The slander trial against five Bulgarian nurses and a Palestinian doctor ended on Sunday (May 27th) with a Libyan court dismissing the charges against the medics, who already face death sentences for allegedly infecting 426 Libyan children with the virus that causes AIDS.
“The court dismisses the accusations,” Tripoli District Court Judge Salem Hamrouni said after a hearing that lasted only minutes.
The nurses were being sued by Libyan police officer Juma Mishri and a local doctor, Abdulmajid Alshoul, along with two other police officers who joined the suit later. The plaintiffs claimed the health workers had criminally defamed them by falsely accusing them of torture.
Bulgarian nurses Kristiana Vulcheva, Nasya Nenova, Valentina Siropulo, Valya Chervenyashka and Snezhana Dimitrova, together with a Palestinian doctor, Ashraf Ahmad Juma, have been convicted of deliberately infecting the children with HIV. In January of this year, a Libyan court upheld death sentences originally handed down in May 2004.
The verdicts were based largely on signed confessions the nurses made during the investigation. The medics, who have been in prison since February 1999, later testified that they had been tortured into making false confessions.
If they had been convicted of slander, the medics could have received three-year sentences. The claimants also sought compensation amounting to more than 10m euros.
Welcoming Sunday’s ruling as “a positive step,” Bulgarian President Georgi Parvanov voiced hope “for the overall fair outcome of the [HIV infection] trial against the Bulgarian medics”, which has drawn sharp international criticism.
The Libyan authorities have refused to admit scientific evidence showing that the HIV outbreak at the Al-Fateh Hospital in Benghazi predated the medics’ arrival there in 1998 by at least a year. Leading AIDS experts, including Luc Montagnier and Vittorio Colizzi, say the widespread infection was likely caused by poor hygiene at the hospital.
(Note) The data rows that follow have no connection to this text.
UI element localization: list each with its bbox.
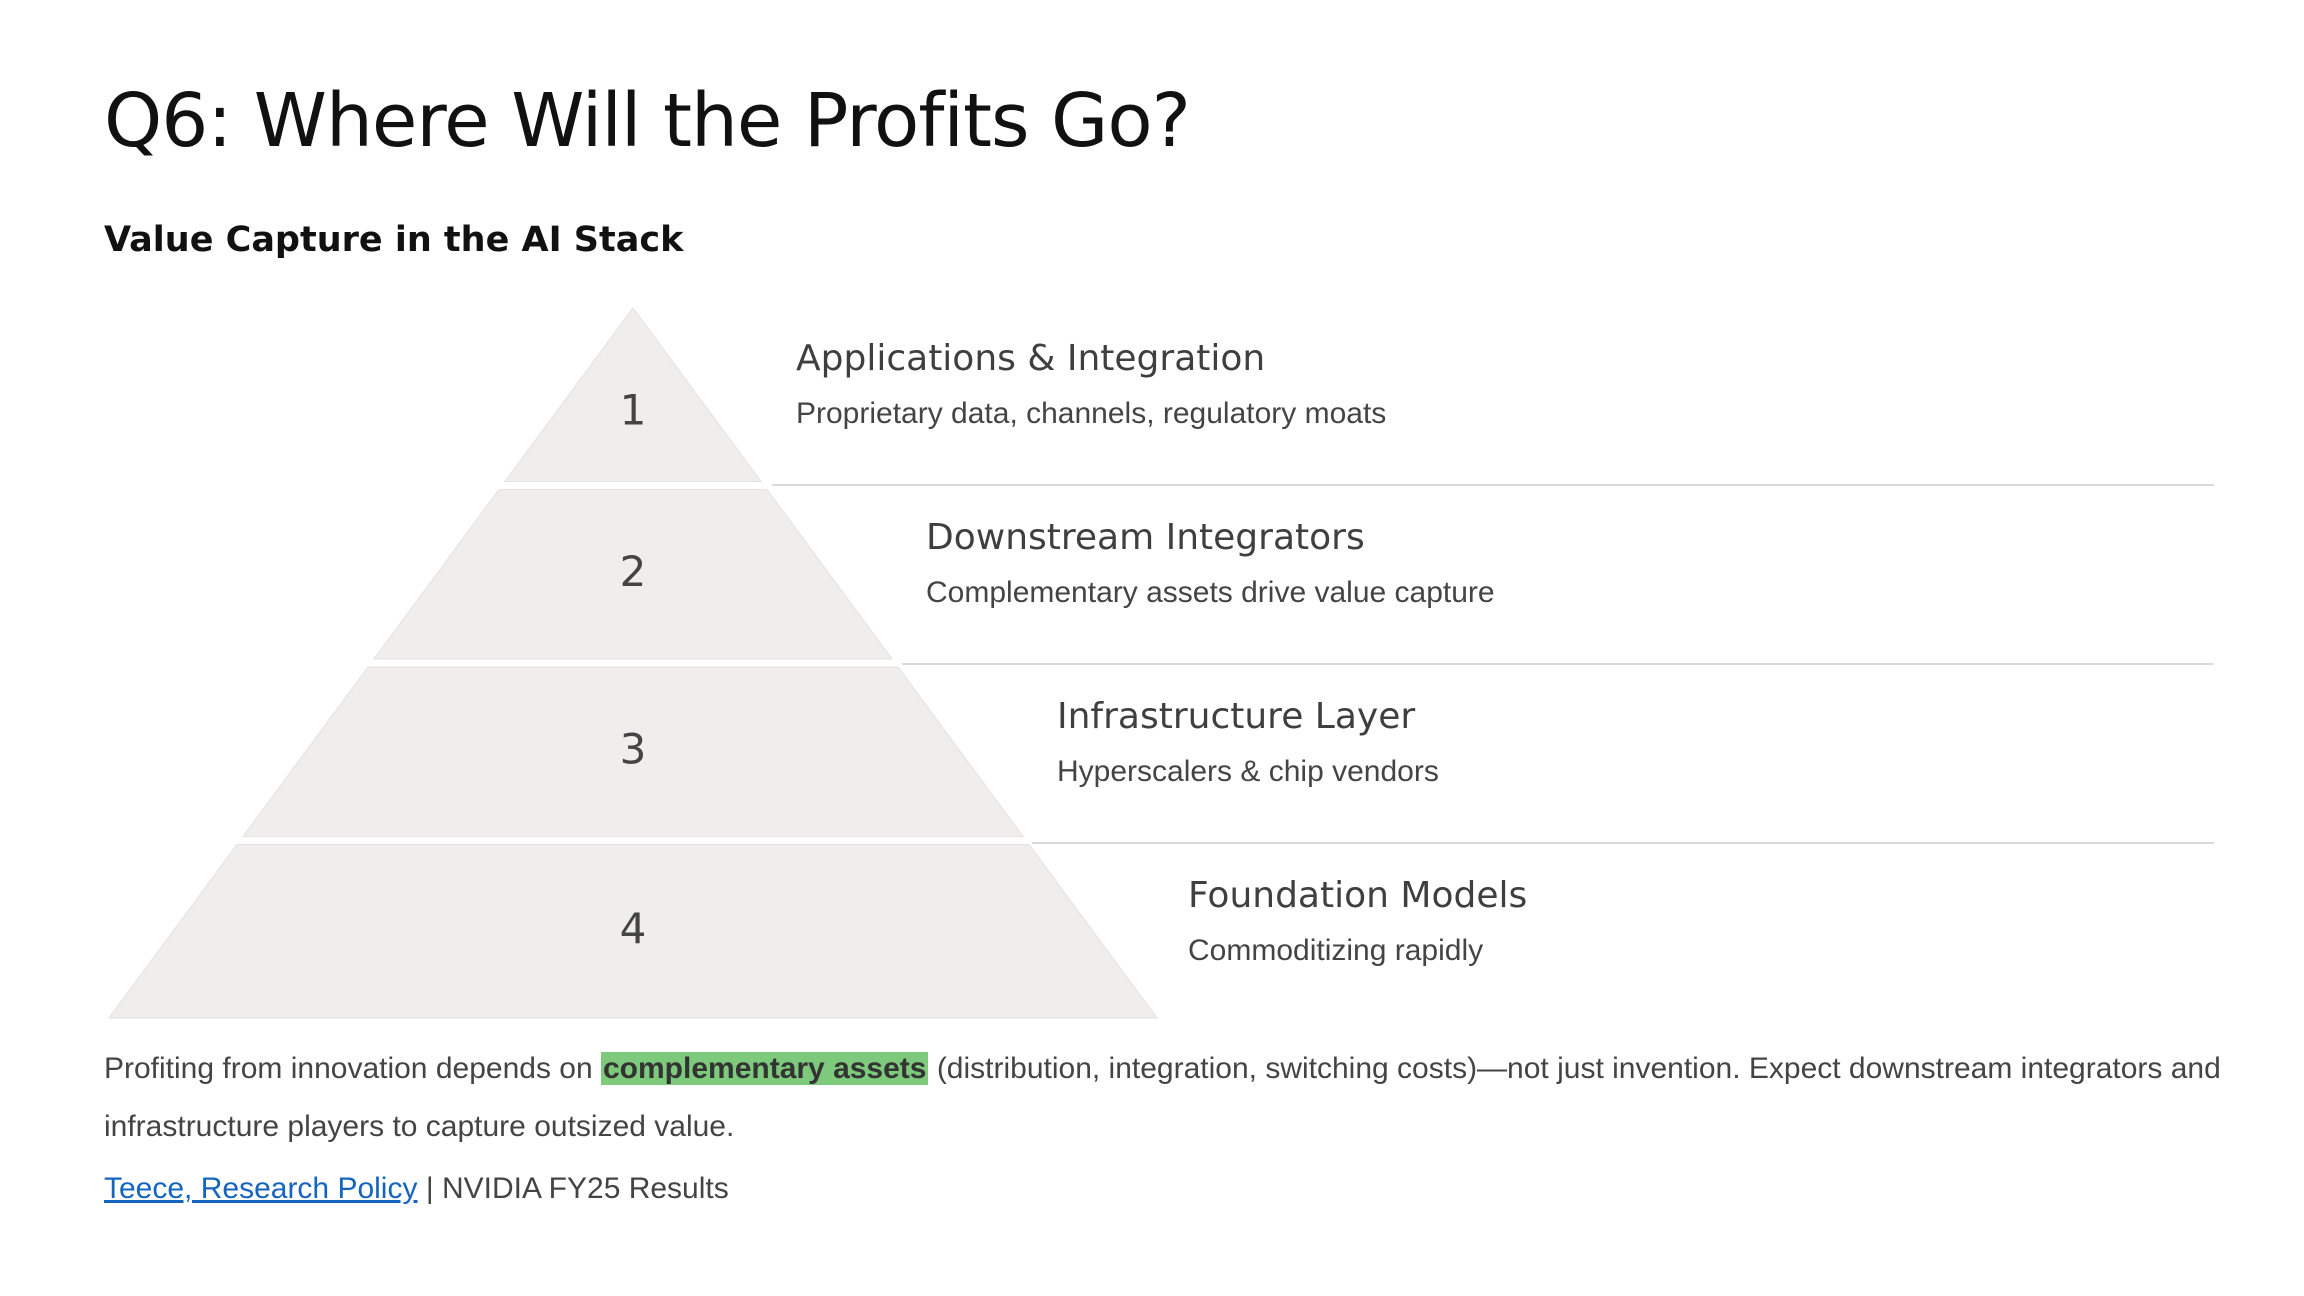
pyramid-tier-3 xyxy=(241,666,1025,837)
slide-subtitle: Value Capture in the AI Stack xyxy=(104,220,684,260)
tier-3-text: Infrastructure Layer Hyperscalers & chip… xyxy=(1057,696,1439,789)
body-text-after: (distribution, integration, switching co… xyxy=(104,1052,2221,1143)
tier-divider xyxy=(1032,842,2214,844)
source-separator: | xyxy=(425,1172,434,1205)
tier-3-description: Hyperscalers & chip vendors xyxy=(1057,755,1439,788)
slide-title: Q6: Where Will the Profits Go? xyxy=(104,78,1191,164)
tier-1-title: Applications & Integration xyxy=(796,338,1266,379)
tier-2-description: Complementary assets drive value capture xyxy=(926,576,1495,609)
tier-divider xyxy=(772,484,2214,486)
source-nvidia: NVIDIA FY25 Results xyxy=(441,1172,729,1205)
tier-3-number: 3 xyxy=(620,724,647,773)
tier-4-text: Foundation Models Commoditizing rapidly xyxy=(1188,875,1527,968)
tier-2-title: Downstream Integrators xyxy=(926,517,1365,558)
tier-2-number: 2 xyxy=(620,547,647,596)
body-text-before: Profiting from innovation depends on xyxy=(104,1052,601,1085)
pyramid-tier-4 xyxy=(108,844,1158,1019)
pyramid-tier-2 xyxy=(372,489,894,660)
tier-3-title: Infrastructure Layer xyxy=(1057,696,1416,737)
tier-1-number: 1 xyxy=(620,385,647,434)
value-pyramid: 1 2 3 4 xyxy=(108,307,1158,1019)
tier-1-description: Proprietary data, channels, regulatory m… xyxy=(796,397,1387,430)
highlighted-term: complementary assets xyxy=(600,1052,929,1085)
tier-divider xyxy=(902,663,2214,665)
pyramid-tier-1 xyxy=(503,307,763,482)
sources-line: Teece, Research Policy | NVIDIA FY25 Res… xyxy=(104,1172,729,1206)
tier-4-title: Foundation Models xyxy=(1188,875,1528,916)
tier-4-number: 4 xyxy=(620,904,647,953)
body-paragraph: Profiting from innovation depends on com… xyxy=(104,1040,2224,1156)
tier-2-text: Downstream Integrators Complementary ass… xyxy=(926,517,1495,610)
source-link-teece[interactable]: Teece, Research Policy xyxy=(104,1172,418,1205)
tier-4-description: Commoditizing rapidly xyxy=(1188,934,1484,967)
tier-1-text: Applications & Integration Proprietary d… xyxy=(796,338,1386,431)
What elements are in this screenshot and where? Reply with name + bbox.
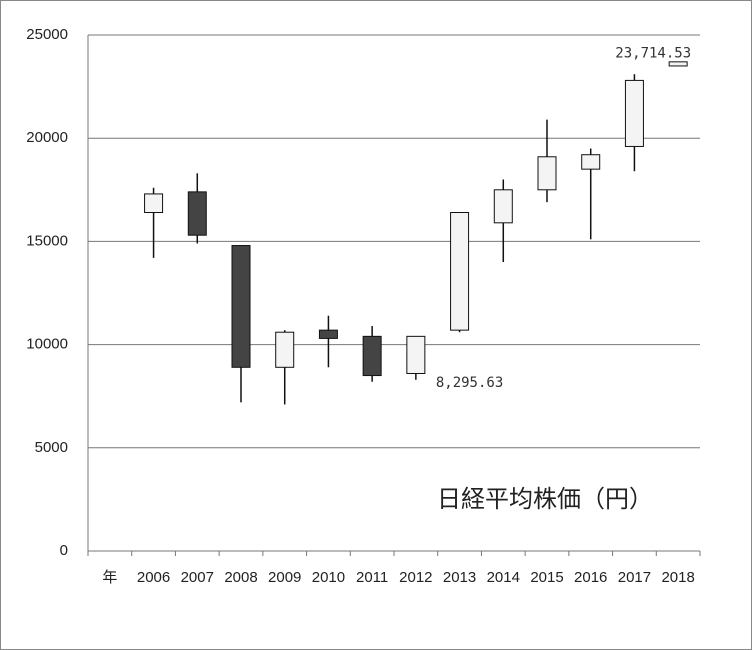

The Reuters news agency quoted the medics’ Libyan lawyer, Othman Bizanti, as saying that more than 200 cases of HIV infection had been found in Benghazi in 1997. Authorities took no legal action then, he said.
Ahead of the Tripoli court ruling, an organisation headed by Libyan leader Muammar Qaddafi’s son, Saif al-Islam, issued a statement suggesting the more than eight-year-long saga could soon be resolved with the help of the EU.
“Indications of an impending solution to this crisis have appeared after negotiations in Brussels on May 10th between representatives of the families of Libyan children stricken with AIDS and the EU,” the AFP quoted the Qaddafi Foundation’s statement as reading. “The representatives of the children are satisfied with the negotiations and there is a ray of hope.”
In earlier statements, al-Islam, whose foundation has been acting as an intermediary in the talks, has said that the medics would not be executed.
Libya has also demanded that each of the families of the 426 infected children be paid 10m euros as “blood money”. Under Islamic law, this would allow the victims’ relatives to pardon the nurses. Bulgaria, however, has ruled out any compensation requirements.
“What is important for us now is that Libya, Bulgaria, the EU and the United States make every endeavour to reach a solution for the fate of the hundreds of infected children and for the release of the medics,” Bulgarian Foreign Ministry spokesman Dimitar Tsantchev said on Sunday.